Vivian smiled. “Good.”

“I’ll have to know where to start. And I’ll need a contact number for you. One that will reach you at any hour.” I handed her one of my business cards and a pen; she wrote her cell phone number on the back.

As she handed the card to me, she said, “His name is Goliath Kline.”

I repeated it in my head a few times, though I doubted I could forget that name. “Your ‘donation’ will be in cash.”

“Half now. Half afterward.”

“Agreed.” I dropped the card into my purse. “Tomorrow at four, at the coffee shop.”
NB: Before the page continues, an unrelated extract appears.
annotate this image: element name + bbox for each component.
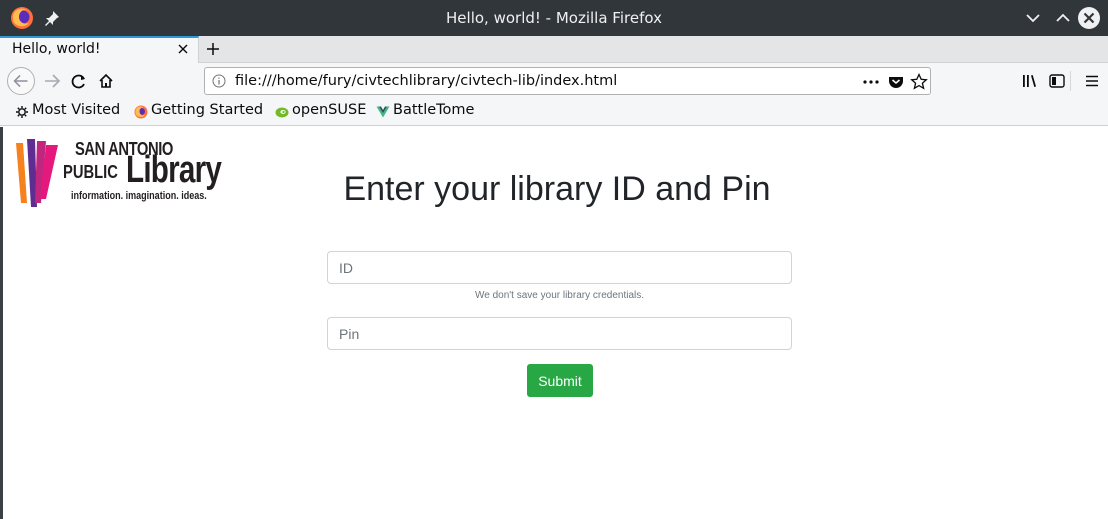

The gleam in Vivian’s eyes disturbed me enough that I found myself wondering if the coffee shop had security cameras. I decided I should have someone else pick up the money for me. Someone who’d smell a trap if Vivian had one in mind. “A friend of mine will collect it. And, Vivian?”

“Yes?” she asked with a condescending grin. It made me happy that some of her lipstick had smeared on her teeth.

“As for your meeting with Children’s Services concerning Beverley, you have some rather lofty parental shoes to fill. I’ll be watching you.”

Her smile disappeared. She knew a challenge when she heard it. She blinked, clearly shifting gears. “How will I know your bounty collector?”

“Trust me. When he walks through your door at four, you’ll know exactly what he’s come for.” I hoped Johnny didn’t have plans for tomorrow afternoon. He was the only one I could think of who might be able to handle this and not ask a billion questions.

Chapter 4

I sat in my silver Avalon, a car bought more because of the Arthurian reference than the gas mileage, and gently banged the back of my skull against the headrest. What are you doing? An’ it harm none, you witch! An’ it harm none!

In addition to following the Rede, witches and pagans believe that what you do comes back to you “threefold.” If you shoplift and harm a store financially, the Fates will see that you’re harmed back in triplicate. If you’re kind and good, you get kindness and goodness back in triplicate. “Pay it forward” isn’t a new idea at all.

I groaned. I was so screwed.

How could I have just agreed to kill someone for money? My next life was going to be a bitch. Talk about karmic suicide.

With trembling hands, I started the car and cracked the windows open. Fresh air helped me think, but the city air stank like a tire shop. I cranked up the radio and drove until the air smelled cleaner and deep breaths helped me feel calmer. By then I was halfway home and had pondered—yet again—the “wære problem.”

The conspiracy theorists were probably right—some top secret military experiment to create super-soldiers using wære DNA had run amok—but no one had come close to proving it. I doubted they ever would. How could the government admit responsibility for the chaos that had followed?

It wasn’t as bad for witches. Outside of fairy tales and the minds of religious fanatics, we were usually seen—accurately—as humans with a different sort of knowledge and the skill to use it. A great deal of what we did was no different than what other humans did—like meditation.